Żeby uświadomić zdrowym dzieciom, czym jest cukrzyca i jak udzielać pomocy chorym rówieśnikom w maju Stowarzyszenie ruszyło z projektem „Nastolatek z cukrzycą w grupie rówieśniczej” . Po co? - Zdarzały się sytuacje, że dzieci były przezywane, np. cukiernica itd. W związku z tym te dzieci nie zawsze dobrze się czuły, często nie przyznawały się, że w ogóle mają cukrzycę – mówi Elżbieta Świtaj.
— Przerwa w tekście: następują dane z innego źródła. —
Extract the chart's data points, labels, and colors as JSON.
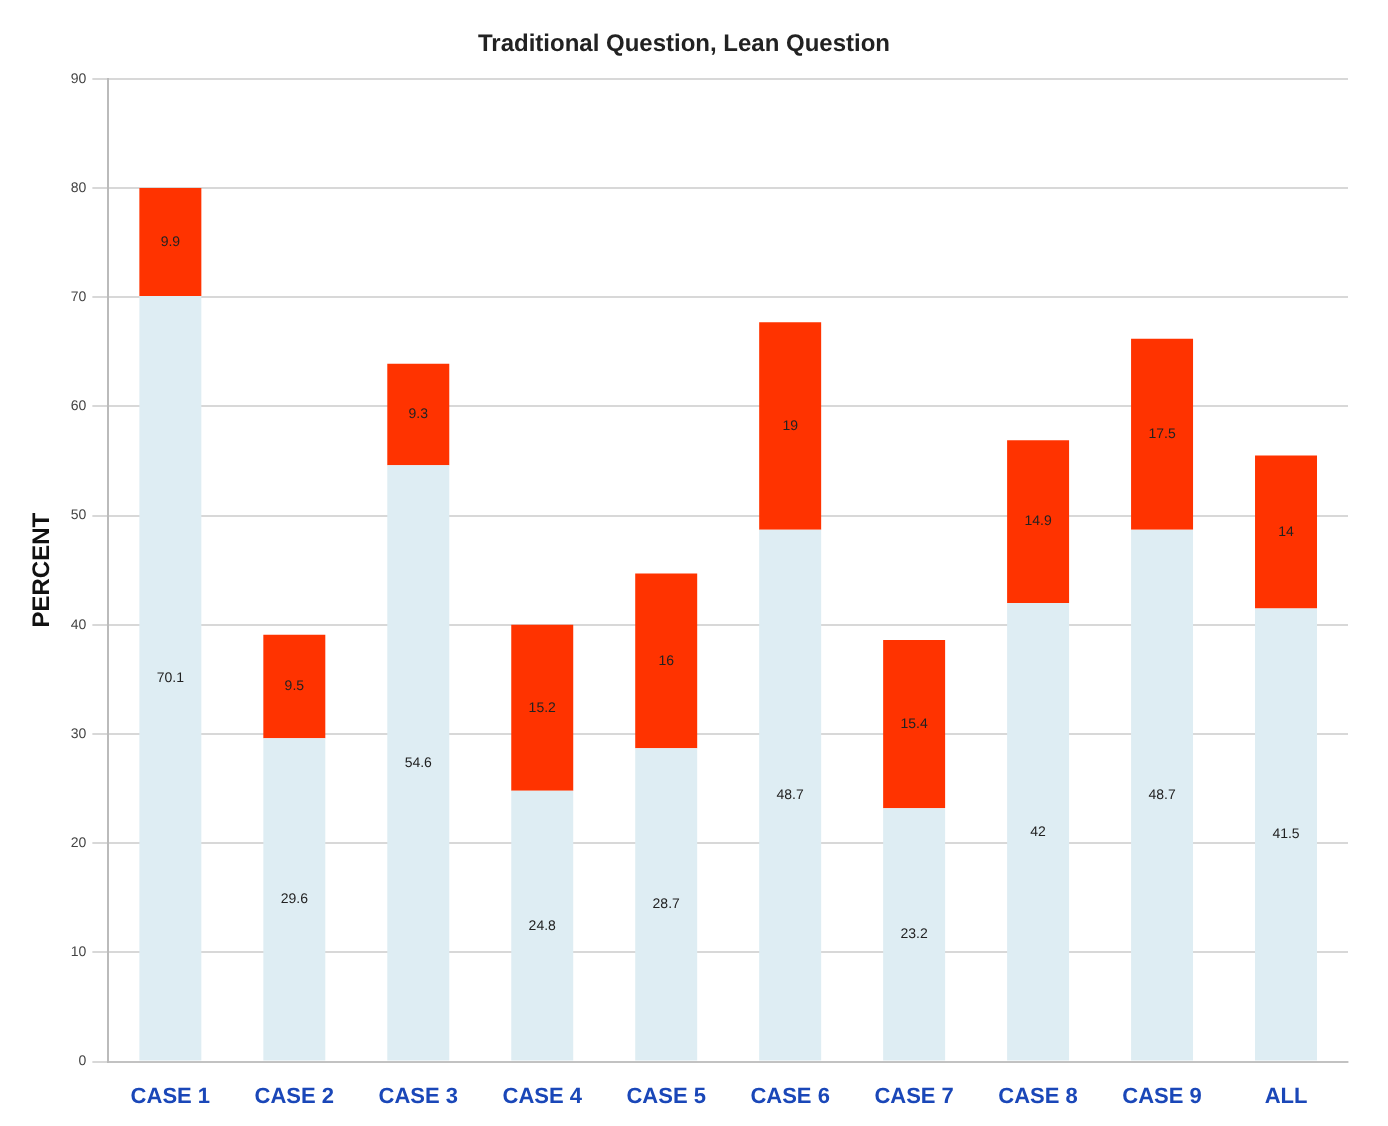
{
  "chart_data": {
    "type": "bar",
    "title": "Traditional Question, Lean Question",
    "ylabel": "PERCENT",
    "categories": [
      "CASE 1",
      "CASE 2",
      "CASE 3",
      "CASE 4",
      "CASE 5",
      "CASE 6",
      "CASE 7",
      "CASE 8",
      "CASE 9",
      "ALL"
    ],
    "stacked": true,
    "series": [
      {
        "color": "#deedf3",
        "values": [
          70.1,
          29.6,
          54.6,
          24.8,
          28.7,
          48.7,
          23.2,
          42,
          48.7,
          41.5
        ]
      },
      {
        "color": "#ff3300",
        "values": [
          9.9,
          9.5,
          9.3,
          15.2,
          16.0,
          19,
          15.4,
          14.9,
          17.5,
          14.0
        ]
      }
    ],
    "ylim": [
      0,
      90
    ],
    "yticks": [
      0,
      10,
      20,
      30,
      40,
      50,
      60,
      70,
      80,
      90
    ],
    "grid": "y",
    "legend": false,
    "data_labels": true
  }
}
Ada, która choruje na cukrzycę od 6lat, takiego problemu nie ma. Może liczyć na pomoc koleżanek, które zawsze mają dla niej coś słodkiego. Największe wsparcie ma jednak w rodzinie. - Moja młodsza siostra, która ma 6 lat zawsze pyta, czy zmierzyłam cukier, bardzo mnie kontroluje. Mama w nocy wstaje i mierzy mi cukier, żebym nie musiała wstawać. Ogólnie mam w rodzicach wsparcie psychiczne – mówi Ada Kluczyńska. Ada od samego początku starała się samodzielnie mierzyć sobie cukier i obliczać dawki insuliny. Jak sama mówi sytuację znacznie ułatwia pompa insulinowa, która towarzyszy jej na każdym kroku. - Jak się żyje z tym 6 lat to da się do tego przyzwyczaić, normalnie żyć i robić wszystko to co rówieśnicy, tylko, że z rozumem. Trzeba zaplanować przy posiłku co się będzie robić po jedzeniu – dodaje Ada.
Walka z cukrzycą jest nierówna, nie można jej wygrać. Dlatego kaliskie Stowarzyszenie stara się nauczyć dzieci przede wszystkim tego, jak ją oswoić.